A Merciful and Faithful High Priest
Ultimately, Jesus was made like His brothers in order to an effective ministry in their behalf; i.e., "a merciful and faithful High Priest." In order to arrive safely in the presence of the Lord, we require heavenly resources. We sorely need "mercy, and grace to help, in the time of need." How will we receive it? It will be from our High Priest, the Lord Jesus Christ! How wonderfully this is stated. "For since He Himself was tempted in that which He has suffered, He is able to come to the aid of those who are tempted" (v 18). The temptation of Jesus has been a source of controversy with some teachers. Some choose to believe Jesus could not be tempted, because, say they, He was God. They forget, however, that Jesus "emptied Himself" of the prerogatives of Deity to assume identity with us. The temptation of Jesus was so strong, the Spirit declares He "suffered, being tempted." In the temptation in the wilderness, "angels came and ministered unto Him" (Matt 4:11). In Gethsemane His bodily constitution broke down as He agonized under the tug of temptation. It was then that "an angel from heaven appeared to Him, strengthening Him" (Luke 22:43). The strength of Christ's temptation transcends our capacity to comprehend it.
Why did Jesus suffer such agony? After all, this was the Son of God! Was this necessary in order to expiate sin? Yes it was! The offering of Christ for sin required that He be put through the fire of testing. Not only must He be free of sin, His sinlessness must have stood the test of trial. There is more. Suffering in temptation qualified Him to be both a merciful and faithful High Priest for His people. Now He is able to "succor" them--to nourish them through the time of temptation and testing. He can get heavenly resources to us in the hour of trial! If, in David's day, the Lord could prepare a table for His people in the presence of their enemies (Psa 23:5), can you image what He is capable of preparing for us, now that a thorough atonement has been made?

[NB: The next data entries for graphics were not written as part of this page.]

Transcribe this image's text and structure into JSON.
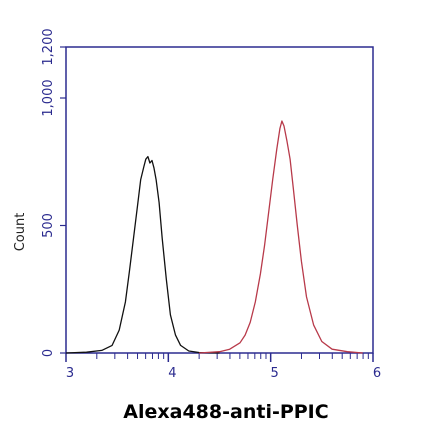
{
  "chart_data": {
    "type": "line",
    "title": "",
    "xlabel": "Alexa488-anti-PPIC",
    "ylabel": "Count",
    "x_scale": "log",
    "xlim": [
      3,
      6
    ],
    "ylim": [
      0,
      1200
    ],
    "x_ticks": [
      {
        "value": 3,
        "label": "3"
      },
      {
        "value": 4,
        "label": "4"
      },
      {
        "value": 5,
        "label": "5"
      },
      {
        "value": 6,
        "label": "6"
      }
    ],
    "y_ticks": [
      {
        "value": 0,
        "label": "0"
      },
      {
        "value": 500,
        "label": "500"
      },
      {
        "value": 1000,
        "label": "1,000"
      },
      {
        "value": 1200,
        "label": "1,200"
      }
    ],
    "grid": false,
    "legend": "none",
    "series": [
      {
        "color": "#111111",
        "x": [
          3.0,
          3.2,
          3.35,
          3.45,
          3.52,
          3.58,
          3.62,
          3.66,
          3.7,
          3.73,
          3.76,
          3.78,
          3.8,
          3.82,
          3.84,
          3.86,
          3.88,
          3.91,
          3.94,
          3.98,
          4.02,
          4.07,
          4.12,
          4.2,
          4.3,
          4.5
        ],
        "y": [
          0,
          3,
          10,
          30,
          90,
          200,
          320,
          450,
          580,
          680,
          730,
          760,
          770,
          745,
          755,
          725,
          680,
          590,
          450,
          290,
          150,
          70,
          30,
          8,
          2,
          0
        ]
      },
      {
        "color": "#b83a4a",
        "x": [
          4.3,
          4.5,
          4.6,
          4.7,
          4.75,
          4.8,
          4.85,
          4.9,
          4.94,
          4.98,
          5.02,
          5.06,
          5.09,
          5.11,
          5.13,
          5.16,
          5.19,
          5.22,
          5.26,
          5.3,
          5.35,
          5.42,
          5.5,
          5.6,
          5.75,
          5.9
        ],
        "y": [
          0,
          5,
          15,
          40,
          70,
          120,
          200,
          310,
          420,
          550,
          680,
          800,
          880,
          910,
          890,
          830,
          760,
          650,
          500,
          360,
          220,
          110,
          45,
          15,
          5,
          0
        ]
      }
    ]
  }
}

Child of God, a place has been prepared that enables the people of God to survive the assaults of Satan! Jesus told John to tell the churches about this. "And the woman fled into the wilderness where she had^ a place prepared by God, so that there she might be nourished . . . " (Rev 12:6). You are not required to manage your temptations! The Lord Jesus will see to it that you are not tempted beyond your ability--but that is not all. He will also "nourish" or "succor" you through the temptation. He will do it mercifully and gently. He will be tender with you, because He knows the stresses related with temptation. Faithfulness is found in all of His strengthening. Those that trust in Him will find His mercies are "new every morning." I implore you to trust in your High Priest. He became like you so He could carry you through the difficulties of life. You will make it to glory if you lean upon Him! You can count on Him to come through with consolation. God prepared Him for the ministry, and He has eagerly entered into it. How becoming this is of God!